Bill Babcock, who wrote the rule book for the four tennis slams, said that press conferences were essential to promoting the sport.
“[They are] an important obligation to respect and work with the media,” he said.
Jane McManus, director of the Center for Sports Communication at Marist College and a sports reporter, said she was torn about Osaka’s decision to skip a press conference.
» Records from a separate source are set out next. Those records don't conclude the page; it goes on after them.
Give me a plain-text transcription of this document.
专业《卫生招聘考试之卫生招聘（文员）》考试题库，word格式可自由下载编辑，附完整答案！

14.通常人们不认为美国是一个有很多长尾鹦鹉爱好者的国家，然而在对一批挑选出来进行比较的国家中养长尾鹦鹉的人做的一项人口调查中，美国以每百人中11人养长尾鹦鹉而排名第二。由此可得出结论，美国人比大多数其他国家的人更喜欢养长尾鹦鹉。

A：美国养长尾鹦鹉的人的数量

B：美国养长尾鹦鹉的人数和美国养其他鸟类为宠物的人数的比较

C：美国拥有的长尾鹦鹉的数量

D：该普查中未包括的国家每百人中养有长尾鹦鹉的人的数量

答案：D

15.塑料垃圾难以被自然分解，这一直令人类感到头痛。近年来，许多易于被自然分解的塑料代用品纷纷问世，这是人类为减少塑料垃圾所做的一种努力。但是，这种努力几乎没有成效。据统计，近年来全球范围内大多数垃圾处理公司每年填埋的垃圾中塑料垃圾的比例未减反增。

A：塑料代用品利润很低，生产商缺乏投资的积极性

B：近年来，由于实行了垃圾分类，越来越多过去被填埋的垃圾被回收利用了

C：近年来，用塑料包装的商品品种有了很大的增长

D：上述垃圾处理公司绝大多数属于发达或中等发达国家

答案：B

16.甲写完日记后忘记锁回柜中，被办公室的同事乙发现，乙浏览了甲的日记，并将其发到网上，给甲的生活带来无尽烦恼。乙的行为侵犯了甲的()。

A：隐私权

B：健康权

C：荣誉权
She said that mental health is important, but worried about the effect on women’s sports if the biggest stars don’t talk to reporters.
“There is interest in these tournaments because of the stars like Osaka,” McManus told The Washington Post. “If she’s not talking to reporters, will there be as much coverage for the next Naomi Osaka?”
SportsCenter reporter Keith Olbermann said the idea that sports reporters have an unfettered right to access athletes is misguided and a fundamental misunderstanding of an athlete’s job responsibilities.
“It’s an entitlement,” said Olbermann. “I’ve never understood the almost religious fervor with which reporters have believed they have an inalienable right to access every athlete after every game.”
Lessons Learned From Her Journey
Osaka said that though her journey took an expected path, she is thankful for the lessons it has taught her.
She said that the world is so divided that even the smallest of issues spark controversy. As such, it is important to realize that you can never please everyone.
“When I said I needed to miss French Open press conferences to take care of myself mentally, I should have been prepared for what unfolded,” she said.
Osaka also learned that everyone either experiences mental health issues or knows someone else who does. Even so, there is still a lack of education around the topic of mental health.
She said that while she received plenty of supportive messages from a number of people including Michelle Obama and Meghan Markle, not everyone understood the motive behind her actions.
“Perhaps my actions were confusing to some because there are two slightly different issues at play,” she said. “In my mind, they overlap.”
Osaka said her time off helped her recharge and reflect. She also spent the time looking forward to the Summer Olympics in Tokyo.
“An Olympic Games itself is special, but to have the opportunity to play in front of the Japanese fans is a dream come true,” she said. “I hope I can make them proud.”